Por Daniel Schechtel

17 de abril de 2021

Sólo una vez en toda mi vida supe de una persona que no escuchaba absolutamente nada de música porque le parecía ruido. No retuve su nombre ni su procedencia, aunque recuerdo que era una anciana viuda de un minúsculo pueblo argentino y que conservaba una radio apagada en su casa.

 Primero conjeturé que la experiencia la había provisto con suficiente material musical como para entretenerse contemplándolo mentalmente — mi padre me explicó que la contemplación de la vejez consiste en ese repaso vital. Pero otros ancianos no rechazan la música cuando la oyen involuntariamente.
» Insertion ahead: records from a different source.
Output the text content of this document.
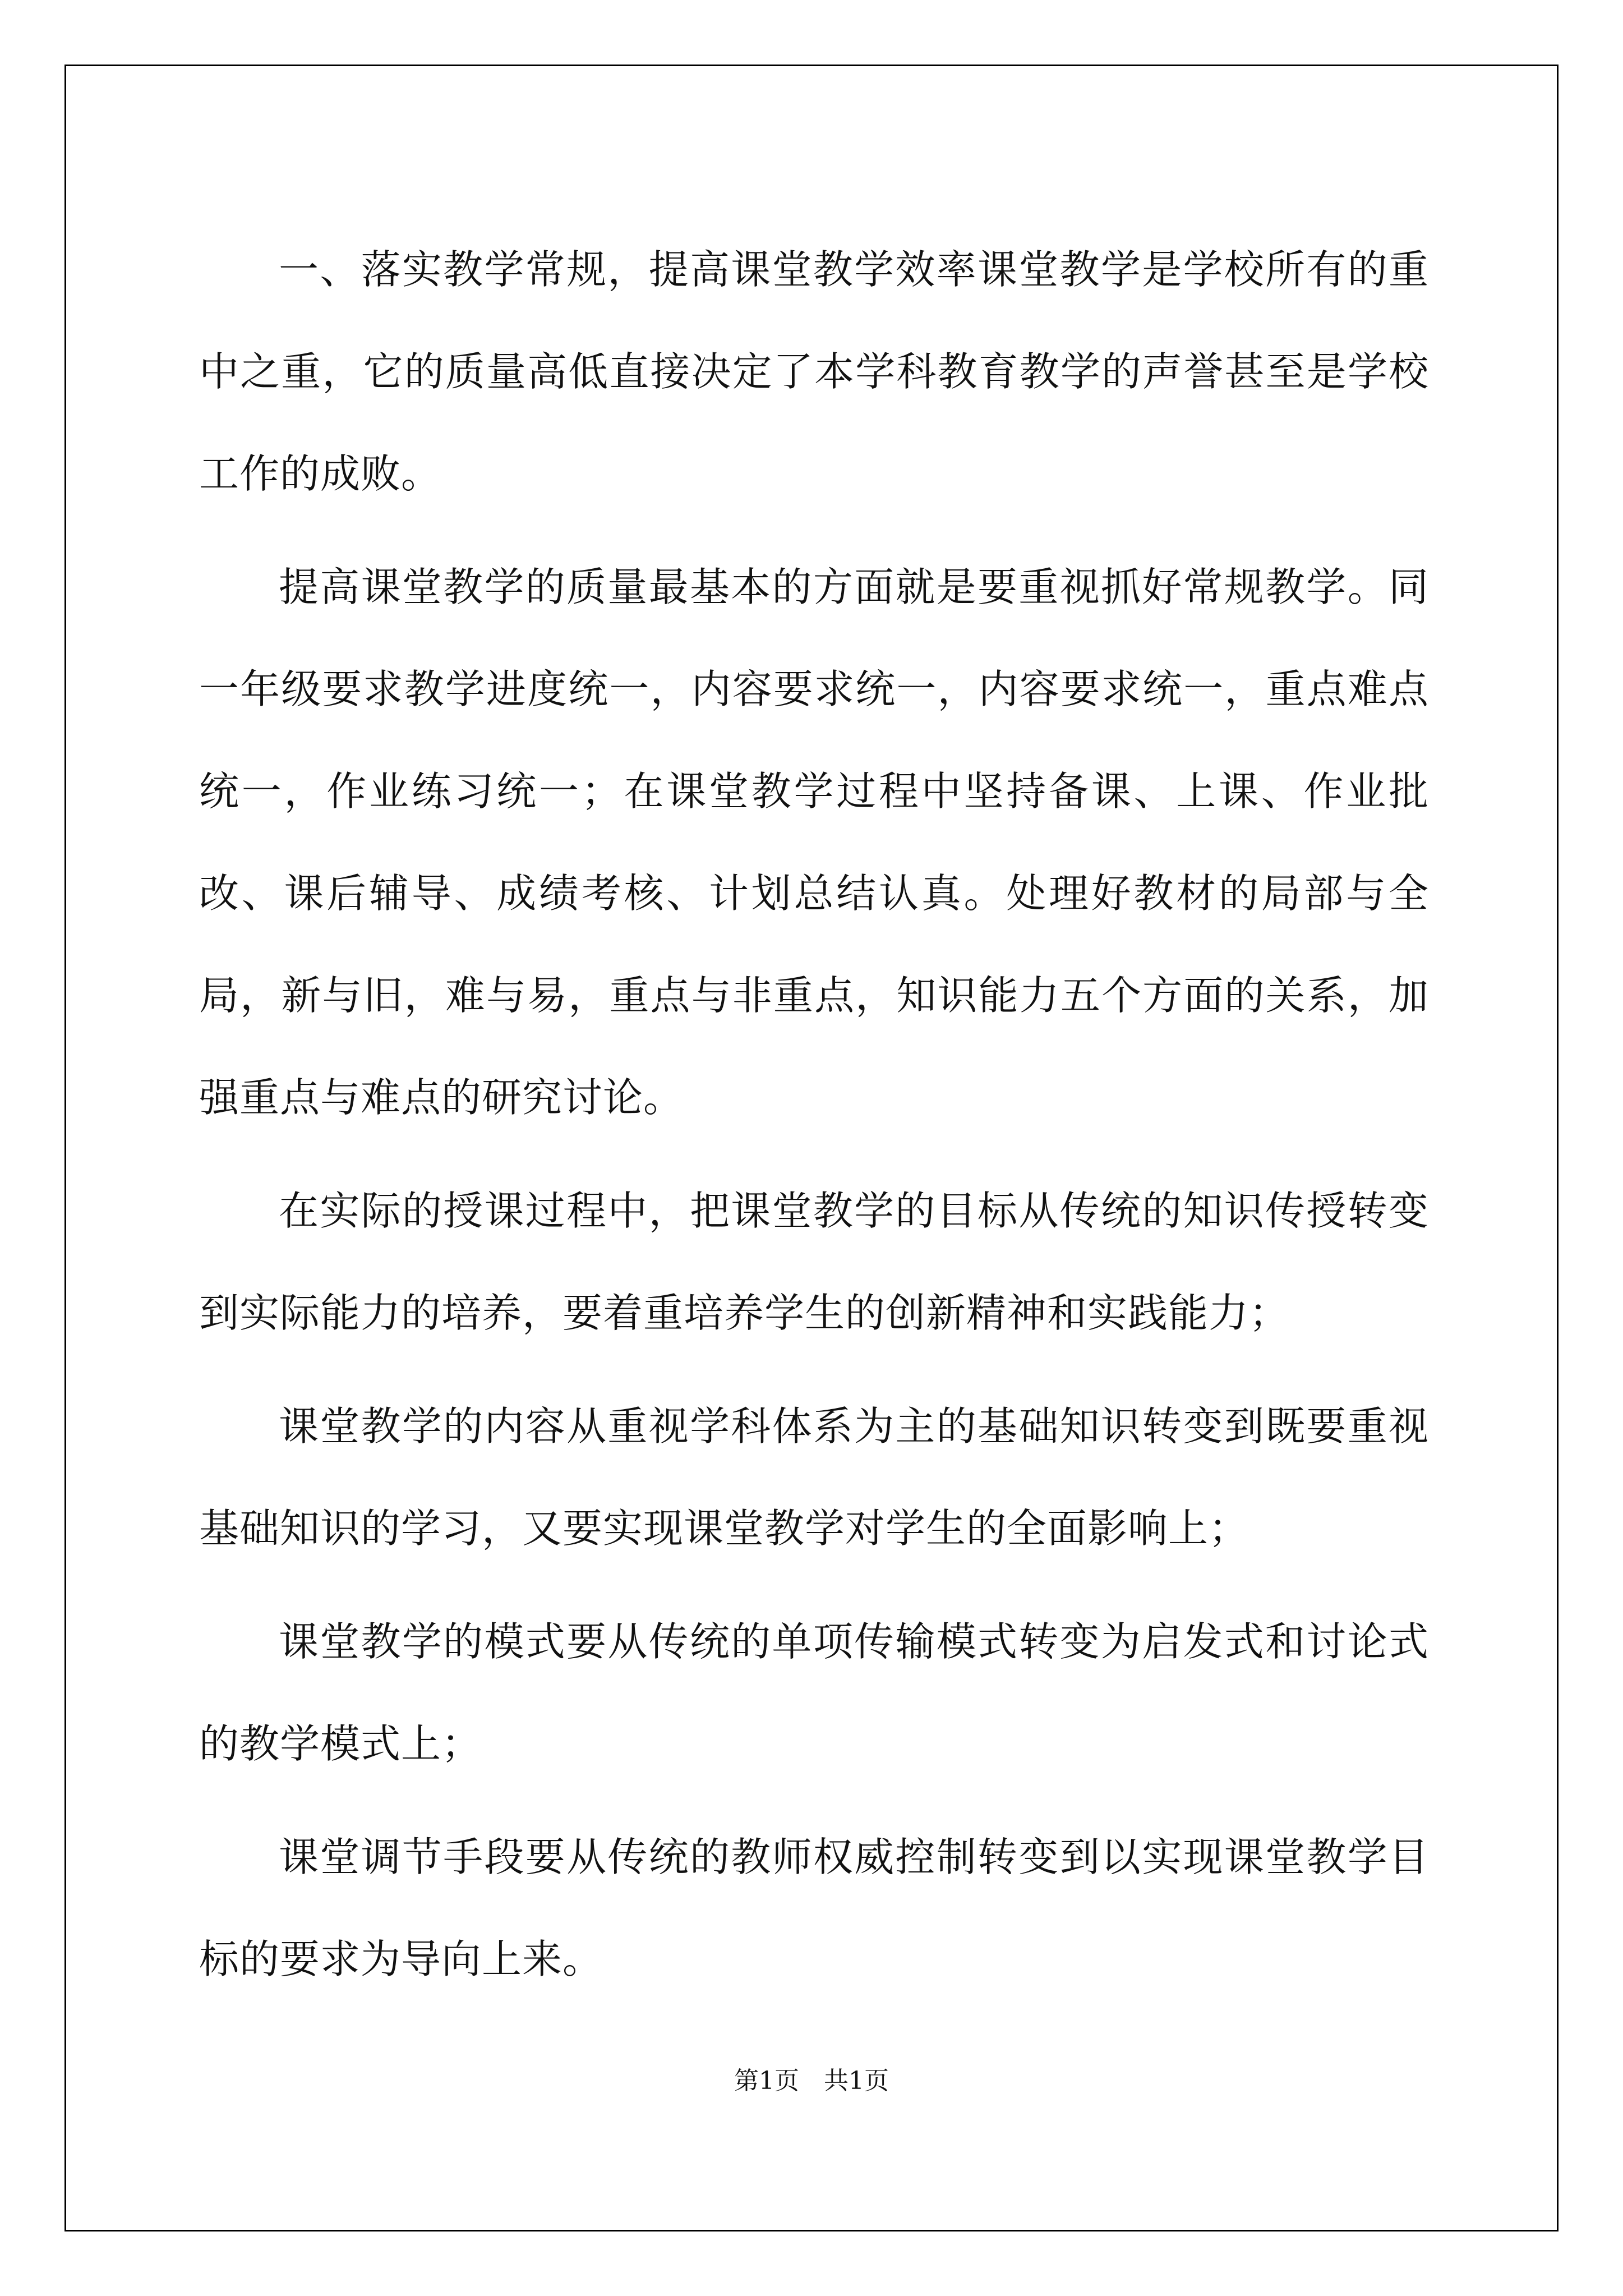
一、落实教学常规，提高课堂教学效率课堂教学是学校所有的重中之重，它的质量高低直接决定了本学科教育教学的声誉甚至是学校工作的成败。

提高课堂教学的质量最基本的方面就是要重视抓好常规教学。同一年级要求教学进度统一，内容要求统一，内容要求统一，重点难点统一，作业练习统一；在课堂教学过程中坚持备课、上课、作业批改、课后辅导、成绩考核、计划总结认真。处理好教材的局部与全局，新与旧，难与易，重点与非重点，知识能力五个方面的关系，加强重点与难点的研究讨论。

在实际的授课过程中，把课堂教学的目标从传统的知识传授转变到实际能力的培养，要着重培养学生的创新精神和实践能力；

课堂教学的内容从重视学科体系为主的基础知识转变到既要重视基础知识的学习，又要实现课堂教学对学生的全面影响上；

课堂教学的模式要从传统的单项传输模式转变为启发式和讨论式的教学模式上；

课堂调节手段要从传统的教师权威控制转变到以实现课堂教学目标的要求为导向上来。

第1页　共1页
Más adelante, me encontré con el dictamen “la música es ruido que piensa” del poeta Víctor Hugo y, recordando a la anciana, sopesé la posibilidad de que ella oía los pensamientos de la música y no toleraba lo que le decía, o quizá cómo se lo decía. La imaginé, en la empolvada soledad de su casa, discutiendo con canciones y melodías, dando portazos, llorando y, finalmente, apagando la radio para siempre.
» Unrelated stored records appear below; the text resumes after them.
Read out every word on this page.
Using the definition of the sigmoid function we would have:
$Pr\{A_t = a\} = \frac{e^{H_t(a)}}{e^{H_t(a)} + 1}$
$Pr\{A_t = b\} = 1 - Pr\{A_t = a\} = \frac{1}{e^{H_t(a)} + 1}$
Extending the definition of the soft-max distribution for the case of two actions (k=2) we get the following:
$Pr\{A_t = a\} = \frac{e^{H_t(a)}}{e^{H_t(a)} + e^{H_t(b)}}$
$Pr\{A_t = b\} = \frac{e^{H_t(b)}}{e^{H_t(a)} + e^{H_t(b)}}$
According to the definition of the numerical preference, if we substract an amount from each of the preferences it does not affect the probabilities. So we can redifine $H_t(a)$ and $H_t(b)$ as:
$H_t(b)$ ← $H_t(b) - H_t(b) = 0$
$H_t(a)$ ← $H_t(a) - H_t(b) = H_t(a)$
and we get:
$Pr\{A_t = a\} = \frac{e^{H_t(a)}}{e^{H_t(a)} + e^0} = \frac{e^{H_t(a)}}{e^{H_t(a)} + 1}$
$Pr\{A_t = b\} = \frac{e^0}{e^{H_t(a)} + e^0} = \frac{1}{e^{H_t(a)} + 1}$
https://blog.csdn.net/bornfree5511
Un tiempo después, sin embargo, una circunstancia sentimental me encontró en un prolongado silencio y, recordando a la anciana, aventuré la siguiente conjetura: la anciana seguía pendida del silencio final de una canción que había oído hacía mucho tiempo y que no quería dejar de oír jamás. Se había tomado la libertad de extender el silencio del final indefinidamente para no soltar los colores y el tono de esa música. El director de esa pieza seguía bajando los brazos indefinidamente, los instrumentos seguían en la postura solemne.

Fue al volver a mi tristeza sentimental que creí comprenderlo: la música que la anciana echaba de menos era la que componía junto a su marido.

Quizá esa última canción la había oído junto a él, recordando los días de su juventud; o quizá la había oído tiempo después de su muerte, en la radio o en su memoria; tal vez no era una canción, sino alguna palabra dulce, los armónicos de una risa en conjunto, o un reproche que jamás solicitó el perdón; o tal vez fue el golpe seco que hizo el cajón al cerrarse para siempre.

Tengo el hábito de descargar las obras completas de compositores desde YouTube a un solo archivo de MP3. Esto me impide elegir la pieza del álbum que quiero escuchar, de manera que siempre escucho desde el comienzo y casi nunca llego a las últimas piezas.

Se me antoja que acompañar a una persona en la vida es como explorar su musicalidad. Es como aventurarse a oír sus obras completas. Se corre el riesgo de cansarse de las mismas melodías al recorrer el mismo camino diario con la esperanza de descubrir un nuevo timbre, otra tonalidad, algún detalle ignorado.

Me niego a creer que la anciana odiaba la música. Simplemente, se me ocurre, prefería las melodías de la nostalgia.